Friday, September 5, 2008

Advisory group continues planning to protect watershed

The Morning News

Local News for Northwest Arkansas

Watershed Group Examines Preservation Options

By Caleb Fort
An adivsory group was briefed Thursday on possible ways to prevent pollution of the Beaver Lake Watershed.

Options discussed included construction, stream and wastewater management, and using chicken waste for energy.

About 20 people attended the Beaver Lake Watershed Policy Advisory Group meeting at the Botanical Garden of The Ozarks.

The group was started by the Northwest Arkansas Council to create a strategy for managing the watershed, which provides drinking water to about 350,000 people.

By targeting urban land activities, stream disturbance, wastewater, and fertilizer, manure and litter, the group might be able to "get the biggest bang for the buck" said Kimberly Brewer, associate director of Tetra Tech.

Tetra Tech is a Pasadena, Calif., environmental engineering and consulting company that will guide the group.

Brewer said there are several ways to reduce the impact developed areas have on the watershed, many of which involve making sure rain water has a chance to soak into the ground instead of running off into streams.

Construction sites can also cause problems, said Barry Tonning, director of applied research for Tetra Tech.

Without controls like silt fences and good grading exposed dirt on construction sites can run off during storms and end up in the lake, Tonning said.

"Sediment is a notorious carrier for nitrogen, phosphorous, herbicides, pesticides -- all kinds of stuff," he said.

Matthew Van Eps, associate director of the Watershed Conservation Resource Center, discussed several options for controlling stream erosion, including bank reinforcement and rerouting the channel.

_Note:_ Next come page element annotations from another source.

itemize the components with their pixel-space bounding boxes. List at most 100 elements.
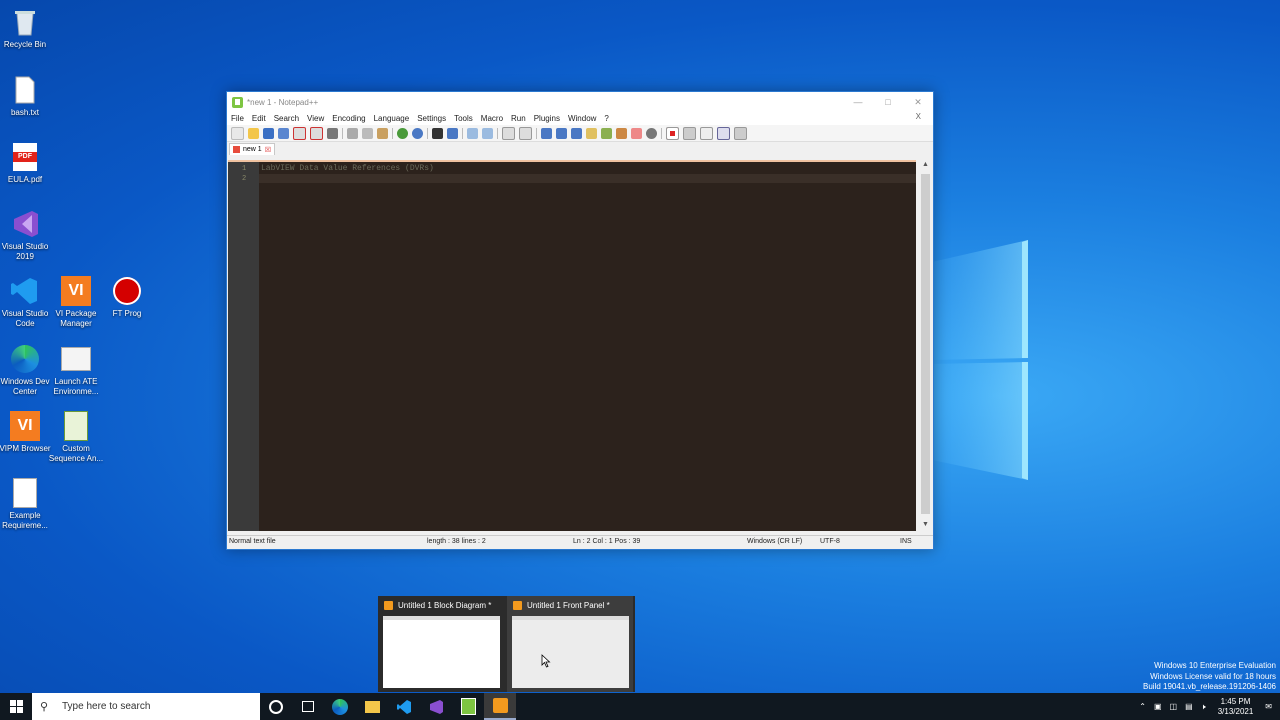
- new-file-icon[interactable]: [231, 126, 244, 140]
- desktop-icon-bash-txt[interactable]: bash.txt: [0, 74, 53, 118]
- network-icon[interactable]: ▣: [1154, 702, 1162, 711]
- menu-encoding[interactable]: Encoding: [332, 114, 365, 123]
- taskbar-vscode[interactable]: [388, 693, 420, 720]
- taskbar-search-box[interactable]: ⚲ Type here to search: [32, 693, 260, 720]
- zoom-in-icon[interactable]: [467, 127, 478, 139]
- taskbar-edge[interactable]: [324, 693, 356, 720]
- volume-icon[interactable]: 🕨: [1201, 702, 1206, 712]
- stop-macro-icon[interactable]: [683, 126, 696, 140]
- notepad-plus-plus-window: *new 1 - Notepad++ — □ ✕ File Edit Searc…: [226, 91, 934, 550]
- save-icon[interactable]: [263, 127, 274, 139]
- desktop-icon-ft-prog[interactable]: FT Prog: [99, 275, 155, 319]
- window-title: *new 1 - Notepad++: [247, 97, 319, 107]
- desktop-icon-visual-studio-2019[interactable]: Visual Studio 2019: [0, 208, 53, 262]
- taskbar-file-explorer[interactable]: [356, 693, 388, 720]
- menu-help[interactable]: ?: [604, 114, 608, 123]
- scroll-down-icon[interactable]: ▼: [919, 521, 932, 528]
- desktop-icon-eula-pdf[interactable]: PDF EULA.pdf: [0, 141, 53, 185]
- menu-view[interactable]: View: [307, 114, 324, 123]
- mouse-cursor-icon: [541, 654, 551, 668]
- minimize-icon[interactable]: —: [843, 92, 873, 112]
- function-list-icon[interactable]: [616, 127, 627, 139]
- redo-icon[interactable]: [412, 127, 423, 139]
- close-icon[interactable]: ✕: [903, 92, 933, 112]
- scroll-up-icon[interactable]: ▲: [919, 161, 932, 168]
- vi-badge: VI: [10, 411, 40, 441]
- windows-evaluation-watermark: Windows 10 Enterprise Evaluation Windows…: [1143, 661, 1276, 693]
- desktop-icon-label: Launch ATE Environme...: [53, 377, 99, 396]
- taskbar-labview[interactable]: [484, 693, 516, 720]
- show-all-chars-icon[interactable]: [556, 127, 567, 139]
- save-all-icon[interactable]: [278, 127, 289, 139]
- desktop-icon-custom-sequence[interactable]: Custom Sequence An...: [48, 410, 104, 464]
- desktop-icon-vipm-browser[interactable]: VI VIPM Browser: [0, 410, 53, 454]
- maximize-icon[interactable]: □: [873, 92, 903, 112]
- show-hidden-icons-icon[interactable]: ⌃: [1139, 702, 1146, 711]
- vscode-icon: [397, 699, 411, 714]
- thumbnail-block-diagram[interactable]: Untitled 1 Block Diagram *: [378, 596, 504, 692]
- menu-macro[interactable]: Macro: [481, 114, 503, 123]
- cortana-button[interactable]: [260, 693, 292, 720]
- desktop-icon-windows-dev-center[interactable]: Windows Dev Center: [0, 343, 53, 397]
- desktop-icon-visual-studio-code[interactable]: Visual Studio Code: [0, 275, 53, 329]
- labview-icon: [384, 601, 393, 610]
- desktop-icon-example-requirements[interactable]: Example Requireme...: [0, 477, 53, 531]
- menu-settings[interactable]: Settings: [417, 114, 446, 123]
- doc-map-icon[interactable]: [601, 127, 612, 139]
- cut-icon[interactable]: [347, 127, 358, 139]
- menu-edit[interactable]: Edit: [252, 114, 266, 123]
- find-icon[interactable]: [432, 127, 443, 139]
- toolbar-separator: [392, 127, 393, 139]
- thumbnail-front-panel[interactable]: Untitled 1 Front Panel *: [507, 596, 633, 692]
- taskbar-notepad-plus-plus[interactable]: [452, 693, 484, 720]
- print-icon[interactable]: [327, 127, 338, 139]
- menu-plugins[interactable]: Plugins: [534, 114, 560, 123]
- vertical-scrollbar[interactable]: ▲ ▼: [919, 160, 932, 529]
- desktop-icon-label: VIPM Browser: [0, 444, 51, 453]
- clock[interactable]: 1:45 PM 3/13/2021: [1218, 697, 1254, 717]
- udl-icon[interactable]: [586, 127, 597, 139]
- record-macro-icon[interactable]: [666, 126, 679, 140]
- taskbar-visual-studio[interactable]: [420, 693, 452, 720]
- desktop-icon-recycle-bin[interactable]: Recycle Bin: [0, 6, 53, 50]
- menu-search[interactable]: Search: [274, 114, 299, 123]
- paste-icon[interactable]: [377, 127, 388, 139]
- open-file-icon[interactable]: [248, 127, 259, 139]
- indent-guide-icon[interactable]: [571, 127, 582, 139]
- save-macro-icon[interactable]: [734, 126, 747, 140]
- title-bar[interactable]: *new 1 - Notepad++ — □ ✕: [227, 92, 933, 112]
- sync-vertical-icon[interactable]: [502, 126, 515, 140]
- play-macro-icon[interactable]: [700, 126, 713, 140]
- close-all-icon[interactable]: [310, 126, 323, 140]
- notifications-icon[interactable]: ✉: [1265, 702, 1272, 711]
- tab-close-icon[interactable]: ☒: [265, 146, 271, 154]
- scrollbar-thumb[interactable]: [921, 174, 930, 514]
- close-document-button[interactable]: X: [916, 112, 921, 121]
- task-view-button[interactable]: [292, 693, 324, 720]
- menu-tools[interactable]: Tools: [454, 114, 473, 123]
- close-file-icon[interactable]: [293, 126, 306, 140]
- menu-file[interactable]: File: [231, 114, 244, 123]
- watermark-line: Build 19041.vb_release.191206-1406: [1143, 682, 1276, 691]
- taskbar-thumbnail-popup: Untitled 1 Block Diagram * Untitled 1 Fr…: [378, 596, 635, 692]
- start-button[interactable]: [0, 693, 32, 720]
- zoom-out-icon[interactable]: [482, 127, 493, 139]
- play-multiple-macro-icon[interactable]: [717, 126, 730, 140]
- sync-horizontal-icon[interactable]: [519, 126, 532, 140]
- menu-language[interactable]: Language: [374, 114, 410, 123]
- menu-run[interactable]: Run: [511, 114, 526, 123]
- ethernet-icon[interactable]: ▤: [1185, 702, 1193, 711]
- monitoring-icon[interactable]: [646, 127, 657, 139]
- tab-new-1[interactable]: new 1 ☒: [229, 143, 275, 155]
- copy-icon[interactable]: [362, 127, 373, 139]
- desktop-icon-launch-ate[interactable]: Launch ATE Environme...: [48, 343, 104, 397]
- replace-icon[interactable]: [447, 127, 458, 139]
- menu-window[interactable]: Window: [568, 114, 596, 123]
- vipm-browser-icon: VI: [9, 410, 41, 442]
- editor-area[interactable]: 1 2 LabVIEW Data Value References (DVRs): [228, 160, 916, 531]
- desktop-icon-vi-package-manager[interactable]: VI VI Package Manager: [48, 275, 104, 329]
- undo-icon[interactable]: [397, 127, 408, 139]
- security-icon[interactable]: ◫: [1170, 702, 1178, 711]
- folder-workspace-icon[interactable]: [631, 127, 642, 139]
- word-wrap-icon[interactable]: [541, 127, 552, 139]
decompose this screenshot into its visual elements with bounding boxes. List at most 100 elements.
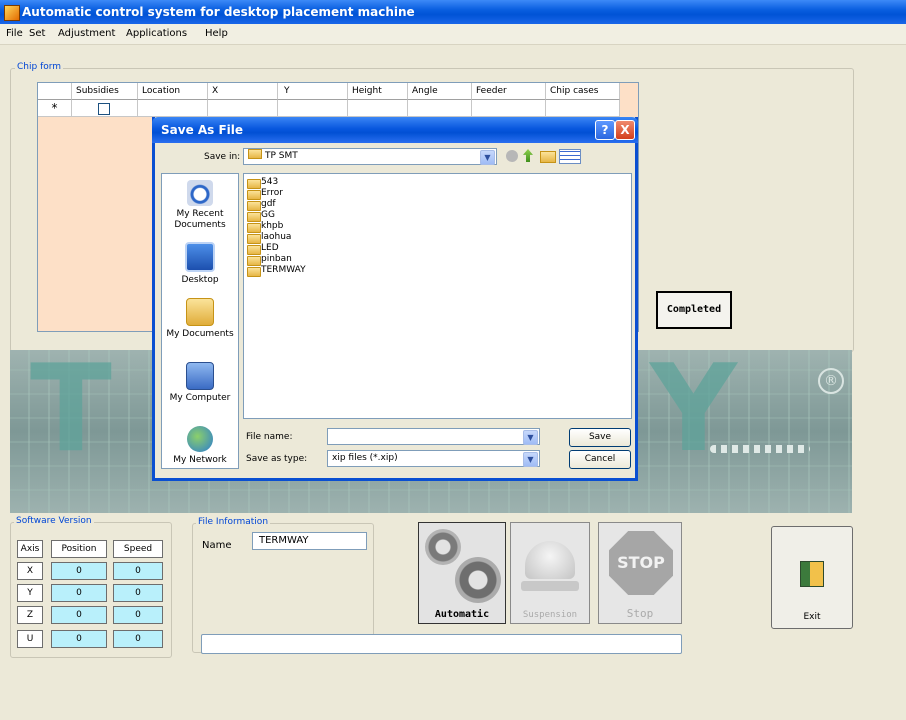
up-folder-icon[interactable] [523, 149, 533, 162]
menu-applications[interactable]: Applications [126, 28, 187, 39]
save-in-label: Save in: [204, 152, 241, 162]
speed-z: 0 [113, 606, 163, 624]
cell-chip-cases[interactable] [546, 100, 620, 117]
folder-item[interactable]: 543 [247, 177, 278, 189]
menu-bar: File Set Adjustment Applications Help [0, 24, 906, 45]
save-button[interactable]: Save [569, 428, 631, 447]
file-list[interactable]: 543 Error gdf GG khpb laohua LED pinban … [243, 173, 632, 419]
position-z: 0 [51, 606, 107, 624]
header-speed: Speed [113, 540, 163, 558]
file-name-input[interactable]: ▼ [327, 428, 540, 445]
menu-help[interactable]: Help [205, 28, 228, 39]
recent-documents-icon [187, 180, 213, 206]
completed-button[interactable]: Completed [656, 291, 732, 329]
view-menu-icon[interactable] [559, 149, 581, 164]
cancel-button[interactable]: Cancel [569, 450, 631, 469]
registered-mark: ® [818, 368, 844, 394]
stop-label: Stop [626, 607, 654, 620]
header-axis: Axis [17, 540, 43, 558]
folder-item[interactable]: pinban [247, 254, 292, 266]
stop-sign-icon: STOP [609, 531, 673, 595]
place-computer[interactable]: My Computer [162, 362, 238, 404]
folder-item[interactable]: laohua [247, 232, 291, 244]
save-as-type-select[interactable]: xip files (*.xip) ▼ [327, 450, 540, 467]
subsidies-checkbox[interactable] [98, 103, 110, 115]
folder-item[interactable]: khpb [247, 221, 283, 233]
place-label-desktop: Desktop [181, 275, 219, 285]
header-position: Position [51, 540, 107, 558]
cell-x[interactable] [208, 100, 278, 117]
column-header-height[interactable]: Height [348, 83, 408, 100]
cell-y[interactable] [278, 100, 348, 117]
place-label-recent: My Recent Documents [174, 209, 226, 230]
chevron-down-icon[interactable]: ▼ [480, 150, 495, 165]
speed-y: 0 [113, 584, 163, 602]
menu-set[interactable]: Set [29, 28, 45, 39]
window-title: Automatic control system for desktop pla… [22, 5, 415, 19]
suspension-button[interactable]: Suspension [510, 522, 590, 624]
cell-location[interactable] [138, 100, 208, 117]
place-desktop[interactable]: Desktop [162, 242, 238, 286]
place-recent[interactable]: My Recent Documents [162, 180, 238, 231]
exit-label: Exit [803, 612, 821, 622]
cell-height[interactable] [348, 100, 408, 117]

Brewer talked about existing measures to prevent poultry farms from polluting the water supply. She also talked about turning chicken waste into fuel.

Finally, Tonning presented possibilities for making septic tanks more effective. One option was clustered treatment centers that would treat the waste from several tanks before discharging it into the ground.

Group members were asked to write down their opinions of the different options presented so Tetra Tech will know which ones to research further.

The results of that research will be presented at the group's next meeting, probably in November.